Ode to a Trilobite
Frank P. Zeidler (1935)
The stone mason who split the limestone block
With lucky stroke of hammer left quite whole
The imprint that you gave Niagara rock
When you met death in open sea or shoal.
He little thought, that workman did, when he
Began to pound the stone to make it square
That ancient bodies of Silurian time
Did die to make a stony bottomed sea,
While later years exposed to open air
The creatures that had died, as massive lime.
I found your mark before the weather wore
The stone too smooth; I cut you from your grave;
I took you home to swell my fossil store;
Now your diatomaceous corpse I save.
To look at you inspires profound thought;
You represent a million million years!
What countless lives have suffered since your day!
What trials of life has Nature slowly wrought!
What struggles to survive! What deaths! What fears!
What agony and pain since your decay!
But more than these, Man's littleness you preach.
You and your kind once ruled the sea. That state
Of evolution you began to reach
Harsh Nature did not like and sealed your fate.
She either took your favorite food away
Or made your enemies a bit too strong.
The struggle ended when your kind was not.
And so these present men who own this day
From selves, or rats, or bugs will suffer wrong
And Nature soon may terminate the lot.
"Aha!" thinks Man, "a rare and gorgeous day
This is! Would that it never had an end!"
And that you hear your trilobitic comrades say
When in the seas the sun a ray did send.
"Was ever woe so great," cries Man, "as mine?"
You heard a creature bit in two say that;
Another chased by cannibals so cried.
Says man to maid, "Was every face as thine?"
And trilobitic ghosts can laugh there at,
For they in life had many times so sighed.
"My business operations now demand
A larger field," says Man, "in which to build."

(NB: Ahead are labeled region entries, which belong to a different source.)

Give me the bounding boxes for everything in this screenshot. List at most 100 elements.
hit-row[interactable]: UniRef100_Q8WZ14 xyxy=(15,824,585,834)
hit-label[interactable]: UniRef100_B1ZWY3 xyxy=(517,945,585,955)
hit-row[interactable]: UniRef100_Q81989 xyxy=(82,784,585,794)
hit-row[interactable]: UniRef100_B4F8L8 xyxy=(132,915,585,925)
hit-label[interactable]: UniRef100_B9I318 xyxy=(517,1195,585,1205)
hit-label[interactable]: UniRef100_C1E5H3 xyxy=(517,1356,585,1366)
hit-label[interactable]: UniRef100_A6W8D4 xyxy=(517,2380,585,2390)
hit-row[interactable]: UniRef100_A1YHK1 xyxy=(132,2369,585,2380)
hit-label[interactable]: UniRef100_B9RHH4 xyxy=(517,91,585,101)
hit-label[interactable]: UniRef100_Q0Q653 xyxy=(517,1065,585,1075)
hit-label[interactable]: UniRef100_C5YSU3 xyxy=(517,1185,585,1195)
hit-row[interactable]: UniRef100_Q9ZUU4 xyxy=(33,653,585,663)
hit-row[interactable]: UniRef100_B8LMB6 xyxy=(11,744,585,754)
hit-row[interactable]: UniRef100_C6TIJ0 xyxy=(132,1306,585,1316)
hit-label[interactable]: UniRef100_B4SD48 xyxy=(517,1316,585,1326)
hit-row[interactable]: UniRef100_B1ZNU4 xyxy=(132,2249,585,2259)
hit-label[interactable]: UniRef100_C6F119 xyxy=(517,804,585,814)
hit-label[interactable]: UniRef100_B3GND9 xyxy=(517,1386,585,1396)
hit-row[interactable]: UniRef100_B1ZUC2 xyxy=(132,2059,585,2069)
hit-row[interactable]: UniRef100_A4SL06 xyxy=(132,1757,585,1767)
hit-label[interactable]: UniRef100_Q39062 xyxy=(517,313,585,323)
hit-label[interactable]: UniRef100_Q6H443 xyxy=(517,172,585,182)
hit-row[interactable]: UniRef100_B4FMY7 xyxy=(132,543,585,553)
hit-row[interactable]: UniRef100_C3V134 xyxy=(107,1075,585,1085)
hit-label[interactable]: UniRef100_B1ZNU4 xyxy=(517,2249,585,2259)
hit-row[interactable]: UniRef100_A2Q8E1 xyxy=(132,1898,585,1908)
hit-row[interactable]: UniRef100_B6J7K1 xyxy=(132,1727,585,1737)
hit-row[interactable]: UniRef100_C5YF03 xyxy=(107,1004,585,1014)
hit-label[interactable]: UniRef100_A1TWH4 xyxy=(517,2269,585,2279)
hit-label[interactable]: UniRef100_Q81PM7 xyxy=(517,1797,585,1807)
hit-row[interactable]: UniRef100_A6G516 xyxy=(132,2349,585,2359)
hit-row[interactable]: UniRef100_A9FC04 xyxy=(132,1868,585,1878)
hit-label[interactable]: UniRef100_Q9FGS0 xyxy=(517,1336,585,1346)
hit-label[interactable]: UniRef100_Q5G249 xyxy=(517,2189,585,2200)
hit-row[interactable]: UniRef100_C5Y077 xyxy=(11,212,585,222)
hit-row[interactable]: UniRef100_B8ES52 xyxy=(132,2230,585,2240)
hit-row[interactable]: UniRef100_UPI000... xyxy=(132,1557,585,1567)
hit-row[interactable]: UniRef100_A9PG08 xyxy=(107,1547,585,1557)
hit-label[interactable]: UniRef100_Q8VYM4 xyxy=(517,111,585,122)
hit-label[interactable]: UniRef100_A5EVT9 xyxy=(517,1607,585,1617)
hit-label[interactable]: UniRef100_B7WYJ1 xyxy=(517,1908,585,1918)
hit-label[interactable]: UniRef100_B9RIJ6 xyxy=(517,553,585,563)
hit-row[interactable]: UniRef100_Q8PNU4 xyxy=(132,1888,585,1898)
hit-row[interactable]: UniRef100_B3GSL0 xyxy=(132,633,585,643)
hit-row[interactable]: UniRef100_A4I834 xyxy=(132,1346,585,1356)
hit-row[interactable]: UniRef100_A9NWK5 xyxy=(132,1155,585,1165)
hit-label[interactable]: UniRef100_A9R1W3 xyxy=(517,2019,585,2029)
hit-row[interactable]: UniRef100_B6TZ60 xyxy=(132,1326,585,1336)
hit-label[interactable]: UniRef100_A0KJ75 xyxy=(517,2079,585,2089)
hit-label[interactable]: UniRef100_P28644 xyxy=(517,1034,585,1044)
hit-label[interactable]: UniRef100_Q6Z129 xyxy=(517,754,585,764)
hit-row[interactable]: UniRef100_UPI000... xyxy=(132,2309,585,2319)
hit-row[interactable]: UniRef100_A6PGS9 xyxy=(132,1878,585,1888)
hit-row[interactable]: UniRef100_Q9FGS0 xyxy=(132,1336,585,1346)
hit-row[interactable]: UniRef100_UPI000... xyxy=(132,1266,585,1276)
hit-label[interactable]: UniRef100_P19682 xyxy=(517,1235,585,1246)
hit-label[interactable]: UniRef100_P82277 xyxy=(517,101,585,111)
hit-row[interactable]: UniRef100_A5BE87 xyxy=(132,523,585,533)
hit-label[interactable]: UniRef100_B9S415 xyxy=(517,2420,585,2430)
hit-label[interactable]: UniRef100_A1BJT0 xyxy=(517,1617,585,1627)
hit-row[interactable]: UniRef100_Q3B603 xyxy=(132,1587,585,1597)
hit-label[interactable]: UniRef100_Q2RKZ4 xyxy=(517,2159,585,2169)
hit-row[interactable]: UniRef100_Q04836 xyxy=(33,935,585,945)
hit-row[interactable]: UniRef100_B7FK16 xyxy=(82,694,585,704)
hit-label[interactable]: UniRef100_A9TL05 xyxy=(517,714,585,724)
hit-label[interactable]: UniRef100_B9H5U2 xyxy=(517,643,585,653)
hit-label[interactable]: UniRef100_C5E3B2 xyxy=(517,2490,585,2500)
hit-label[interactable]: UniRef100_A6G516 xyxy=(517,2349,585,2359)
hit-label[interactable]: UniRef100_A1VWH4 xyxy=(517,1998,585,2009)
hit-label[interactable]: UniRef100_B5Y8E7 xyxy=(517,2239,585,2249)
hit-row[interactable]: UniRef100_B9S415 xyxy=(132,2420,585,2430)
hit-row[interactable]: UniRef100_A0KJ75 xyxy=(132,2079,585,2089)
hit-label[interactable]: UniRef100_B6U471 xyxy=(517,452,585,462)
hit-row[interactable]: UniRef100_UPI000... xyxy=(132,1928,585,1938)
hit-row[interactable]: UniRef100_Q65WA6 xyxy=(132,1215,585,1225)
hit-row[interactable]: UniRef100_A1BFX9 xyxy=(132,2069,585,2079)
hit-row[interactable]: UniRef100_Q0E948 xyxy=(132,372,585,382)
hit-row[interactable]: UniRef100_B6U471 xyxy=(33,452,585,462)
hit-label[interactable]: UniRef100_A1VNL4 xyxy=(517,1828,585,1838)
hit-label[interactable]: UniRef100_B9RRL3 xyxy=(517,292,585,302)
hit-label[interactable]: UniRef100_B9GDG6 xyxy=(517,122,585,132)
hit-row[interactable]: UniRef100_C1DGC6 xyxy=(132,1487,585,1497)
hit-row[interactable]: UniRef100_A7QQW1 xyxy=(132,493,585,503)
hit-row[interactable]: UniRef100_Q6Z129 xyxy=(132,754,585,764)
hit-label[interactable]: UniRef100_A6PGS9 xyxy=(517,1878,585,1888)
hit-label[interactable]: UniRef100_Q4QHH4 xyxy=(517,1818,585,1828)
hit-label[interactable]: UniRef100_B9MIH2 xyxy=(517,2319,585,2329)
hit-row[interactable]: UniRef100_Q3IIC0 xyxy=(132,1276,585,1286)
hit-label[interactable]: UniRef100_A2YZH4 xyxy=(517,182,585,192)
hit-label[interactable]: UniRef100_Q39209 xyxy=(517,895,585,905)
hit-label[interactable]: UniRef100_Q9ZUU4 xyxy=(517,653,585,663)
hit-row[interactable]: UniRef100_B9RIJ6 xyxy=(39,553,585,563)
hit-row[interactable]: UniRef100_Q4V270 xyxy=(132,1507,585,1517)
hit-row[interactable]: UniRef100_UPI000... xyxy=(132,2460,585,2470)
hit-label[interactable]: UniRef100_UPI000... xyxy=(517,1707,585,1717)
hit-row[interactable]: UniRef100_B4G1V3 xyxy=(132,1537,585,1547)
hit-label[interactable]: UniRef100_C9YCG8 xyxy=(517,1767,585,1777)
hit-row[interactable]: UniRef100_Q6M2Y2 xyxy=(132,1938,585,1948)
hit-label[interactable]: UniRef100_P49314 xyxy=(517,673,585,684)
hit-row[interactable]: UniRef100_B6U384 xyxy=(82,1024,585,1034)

And forthwith with his weapons well in hand
Proceeds to see what others can be killed.
"I did the same," you, trilobite, might say;
"Of food for me and mine there was a dearth.
We ganged and rushed and fought from place to place;
We ate and killed and died along the way.
Our bodies and our foes now make the earth.
Survival in this life is like a race."
About your life I further speculate:
My wretched art can not express it right.
This fossil tells the story of your fate.
The only thing there is to life is fight;
Its basic rule is nothing else but this;
Since life must on itself forever prey.
And so it is with Man and trilobite.
I think when I have spent my life amiss,
A funny creature there will come one day
Who, digging up, will call me "dilobite."